Wade Walker, then Mississippi State's athletic director, recalls that before school officials were formally served with the injunction, Colvard "called us and told us to get out of town." That night Colvard left Starkville, where the school is located, for a previously scheduled speaking engagement in Alabama, while Walker, basketball coach Babe McCarthy and assistant athletic director Ralph (Rabbit) Brown drove across the border to Tennessee.
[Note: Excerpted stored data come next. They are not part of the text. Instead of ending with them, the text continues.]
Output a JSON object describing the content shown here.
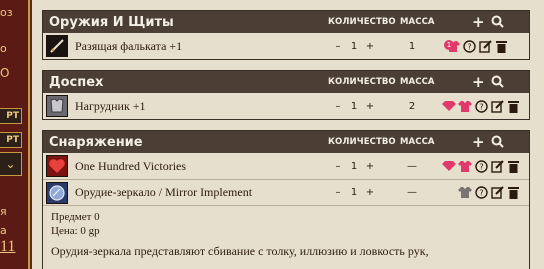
{
  "sidebar": {
    "text1": "оз",
    "text2": "о",
    "text3": "О",
    "badge1": "РТ",
    "badge2": "РТ",
    "select_glyph": "⌄",
    "text4": "я",
    "text5": "а",
    "big_number": "11"
  },
  "sections": [
    {
      "title": "Оружия И Щиты",
      "qty_header": "КОЛИЧЕСТВО",
      "mass_header": "МАССА",
      "items": [
        {
          "name": "Разящая фальката +1",
          "qty": "1",
          "mass": "1",
          "badge": "1",
          "icon": "sword-icon"
        }
      ]
    },
    {
      "title": "Доспех",
      "qty_header": "КОЛИЧЕСТВО",
      "mass_header": "МАССА",
      "items": [
        {
          "name": "Нагрудник +1",
          "qty": "1",
          "mass": "2",
          "icon": "armor-icon"
        }
      ]
    },
    {
      "title": "Снаряжение",
      "qty_header": "КОЛИЧЕСТВО",
      "mass_header": "МАССА",
      "items": [
        {
          "name": "One Hundred Victories",
          "qty": "1",
          "mass": "—",
          "icon": "heart-icon"
        },
        {
          "name": "Орудие-зеркало / Mirror Implement",
          "qty": "1",
          "mass": "—",
          "icon": "mirror-icon"
        }
      ],
      "detail": {
        "subject_line": "Предмет 0",
        "price_line": "Цена: 0 gp",
        "description": "Орудия-зеркала представляют сбивание с толку, иллюзию и ловкость рук,"
      }
    }
  ],
  "controls": {
    "minus": "–",
    "plus": "+",
    "add": "+",
    "search": "search"
  },
  "colors": {
    "header_bg": "#4a3e35",
    "panel_bg": "#e7dfcd",
    "accent_pink": "#e03a6a",
    "sidebar_bg": "#5c1a14",
    "gold": "#c89a3e"
  }
}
The next morning a Mississippi State assistant coach, Jerry Simmons, drove to Bryan Field, a private airport in Starkville, and scouted the area for law-enforcement officials. Determining that the coast was clear, he phoned to summon the Maroons from the campus dorm where they were waiting. They flew to Nashville to get Walker, McCarthy and Brown, and then went on to Michigan.

"I felt a lot of remorse and animosity," says Walker, who now does promotional work for the Landmark Land Co. in La Quinta, Calif. "There I was, acting like a fugitive and running from the law because I was doing something I believed was right."

Guard Red Stroud, now the basketball coach at Morton High in Morton, Miss., recalls the loss to Loyola: "We were trying too hard to be too nice. We wanted to show people that we could get along [with the black players]." McCarthy—who died of cancer in 1977—was asked after the game what kind of homecoming he expected in Starkville: "I don't think they're going to shoot us down."

Indeed, the Maroons were welcomed home warmly and without incident, the shrill voices of segregation having been muted. Says guard Aubrey Nichols, now an attorney in Columbus, Miss., "Our game convinced a lot of people that we should have competed earlier."



The pregame handshake was as much a media event as the game itself.